# Umik-1 orientation



## willis7469 (Jan 31, 2014)

Hey guys, I have a seemingly dumb question to ask. I'm wondering if I should situate my umik so it's straight up. My focus right now is measuring my subs, in room at my LP. Being omni directional, makes me think this is right. Fwiw, I've been using my rat shack meter. (With cal file)

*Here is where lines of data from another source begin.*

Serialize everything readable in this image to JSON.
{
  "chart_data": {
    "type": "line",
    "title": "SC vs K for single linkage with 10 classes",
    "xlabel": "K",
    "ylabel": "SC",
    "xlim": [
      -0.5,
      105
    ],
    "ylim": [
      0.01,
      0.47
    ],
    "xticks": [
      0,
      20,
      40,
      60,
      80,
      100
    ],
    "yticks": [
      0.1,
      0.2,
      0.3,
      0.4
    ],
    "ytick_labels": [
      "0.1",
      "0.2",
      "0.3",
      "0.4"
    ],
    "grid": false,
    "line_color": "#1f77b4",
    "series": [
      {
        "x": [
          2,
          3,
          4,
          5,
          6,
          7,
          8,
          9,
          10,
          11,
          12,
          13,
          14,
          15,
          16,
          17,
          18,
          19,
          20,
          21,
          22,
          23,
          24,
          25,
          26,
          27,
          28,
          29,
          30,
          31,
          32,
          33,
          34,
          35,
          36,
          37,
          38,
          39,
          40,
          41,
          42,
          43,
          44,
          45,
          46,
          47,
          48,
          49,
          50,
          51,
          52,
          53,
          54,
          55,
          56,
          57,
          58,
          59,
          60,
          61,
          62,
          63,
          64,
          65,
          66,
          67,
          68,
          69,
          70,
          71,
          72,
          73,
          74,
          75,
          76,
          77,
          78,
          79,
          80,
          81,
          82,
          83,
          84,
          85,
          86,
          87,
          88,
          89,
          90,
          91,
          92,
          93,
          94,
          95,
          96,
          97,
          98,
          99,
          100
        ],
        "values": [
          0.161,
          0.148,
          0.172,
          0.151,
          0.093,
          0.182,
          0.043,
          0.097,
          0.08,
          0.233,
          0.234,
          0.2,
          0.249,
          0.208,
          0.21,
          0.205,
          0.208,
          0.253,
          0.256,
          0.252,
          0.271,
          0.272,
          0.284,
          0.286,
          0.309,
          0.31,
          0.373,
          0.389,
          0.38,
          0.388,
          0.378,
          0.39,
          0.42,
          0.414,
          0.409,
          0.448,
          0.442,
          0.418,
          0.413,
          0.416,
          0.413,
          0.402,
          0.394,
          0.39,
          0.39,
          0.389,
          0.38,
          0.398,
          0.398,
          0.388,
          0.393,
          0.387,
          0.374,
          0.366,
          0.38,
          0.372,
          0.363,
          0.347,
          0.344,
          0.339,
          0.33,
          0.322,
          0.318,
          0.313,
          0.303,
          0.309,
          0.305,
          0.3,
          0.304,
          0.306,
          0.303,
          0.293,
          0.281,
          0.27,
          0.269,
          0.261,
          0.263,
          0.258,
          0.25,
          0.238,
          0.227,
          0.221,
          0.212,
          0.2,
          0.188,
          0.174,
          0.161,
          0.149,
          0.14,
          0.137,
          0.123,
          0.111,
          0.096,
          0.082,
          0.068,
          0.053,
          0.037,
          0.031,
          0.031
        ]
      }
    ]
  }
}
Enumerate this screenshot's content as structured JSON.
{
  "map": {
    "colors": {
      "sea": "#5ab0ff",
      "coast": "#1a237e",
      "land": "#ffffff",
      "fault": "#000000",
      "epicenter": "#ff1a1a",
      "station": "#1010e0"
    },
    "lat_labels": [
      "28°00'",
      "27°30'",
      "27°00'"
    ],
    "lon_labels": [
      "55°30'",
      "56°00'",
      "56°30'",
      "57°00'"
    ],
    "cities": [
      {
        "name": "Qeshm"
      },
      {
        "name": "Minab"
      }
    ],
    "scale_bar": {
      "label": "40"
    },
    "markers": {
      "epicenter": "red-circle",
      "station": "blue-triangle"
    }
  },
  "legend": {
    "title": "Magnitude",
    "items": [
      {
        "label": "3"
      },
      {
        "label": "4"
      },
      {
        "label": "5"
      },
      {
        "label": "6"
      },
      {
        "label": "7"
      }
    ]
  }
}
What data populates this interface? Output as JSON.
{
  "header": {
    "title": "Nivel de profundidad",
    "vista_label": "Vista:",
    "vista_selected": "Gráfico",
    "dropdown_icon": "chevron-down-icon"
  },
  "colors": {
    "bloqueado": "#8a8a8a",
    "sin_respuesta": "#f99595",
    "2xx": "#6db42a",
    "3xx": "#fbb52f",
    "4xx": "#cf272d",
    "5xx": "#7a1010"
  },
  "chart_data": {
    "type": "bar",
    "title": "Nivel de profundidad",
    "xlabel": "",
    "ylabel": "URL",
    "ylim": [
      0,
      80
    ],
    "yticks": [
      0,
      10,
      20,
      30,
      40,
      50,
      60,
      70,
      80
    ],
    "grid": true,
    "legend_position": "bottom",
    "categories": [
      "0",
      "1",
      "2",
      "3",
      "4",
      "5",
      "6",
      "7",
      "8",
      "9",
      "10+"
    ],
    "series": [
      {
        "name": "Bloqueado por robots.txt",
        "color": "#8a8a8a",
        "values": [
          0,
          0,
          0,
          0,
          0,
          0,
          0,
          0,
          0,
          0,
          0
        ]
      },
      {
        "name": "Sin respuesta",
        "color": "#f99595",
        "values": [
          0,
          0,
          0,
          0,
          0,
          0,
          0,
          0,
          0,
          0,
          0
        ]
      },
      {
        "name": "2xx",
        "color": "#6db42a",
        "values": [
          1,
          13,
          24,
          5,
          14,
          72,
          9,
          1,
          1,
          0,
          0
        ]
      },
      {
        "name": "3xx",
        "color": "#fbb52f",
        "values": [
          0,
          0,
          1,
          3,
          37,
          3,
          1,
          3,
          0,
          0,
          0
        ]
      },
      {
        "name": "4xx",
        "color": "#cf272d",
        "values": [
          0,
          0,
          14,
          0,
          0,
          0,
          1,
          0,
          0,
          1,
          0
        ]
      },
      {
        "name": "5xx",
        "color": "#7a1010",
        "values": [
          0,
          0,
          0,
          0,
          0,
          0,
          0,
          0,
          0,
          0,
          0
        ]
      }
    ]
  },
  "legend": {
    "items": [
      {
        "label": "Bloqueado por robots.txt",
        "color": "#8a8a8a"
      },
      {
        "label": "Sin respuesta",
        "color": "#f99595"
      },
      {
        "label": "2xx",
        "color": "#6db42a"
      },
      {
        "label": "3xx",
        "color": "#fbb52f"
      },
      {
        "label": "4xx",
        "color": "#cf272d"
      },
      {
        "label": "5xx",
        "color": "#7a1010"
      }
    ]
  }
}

p.s. At what point do I need to consider pointing the capsule at the speakers? Individual channel measurements?
Thanks guys.


----------



## JohnM (Apr 11, 2006)

For subs straight up is fine. The UMIK's cal file (from miniDSP) is for the case where you point the mic at what you want to measure, so for individual speakers point the mic towards the speaker.


----------



## Wayne A. Pflughaupt (Apr 13, 2006)

To expound a bit on John’s comments, bass frequencies are omnidirectional so it doesn’t matter where you point the mic when measuring subwoofers. For individual speaker measurements pointing at the speaker gets the most accurate results. Unless the UMIK-1’s calibration specifies otherwise, it was generated for on-axis measurements anyway.

Regards,
Wayne


----------



## willis7469 (Jan 31, 2014)

Thanks john, and Wayne! You're the best.


----------



## panson (Nov 24, 2011)

You will notice different results at different locations. Room effect affects your result although low-freq is ominous-directional.


----------



## panson (Nov 24, 2011)

Typo: omnidirectional


----------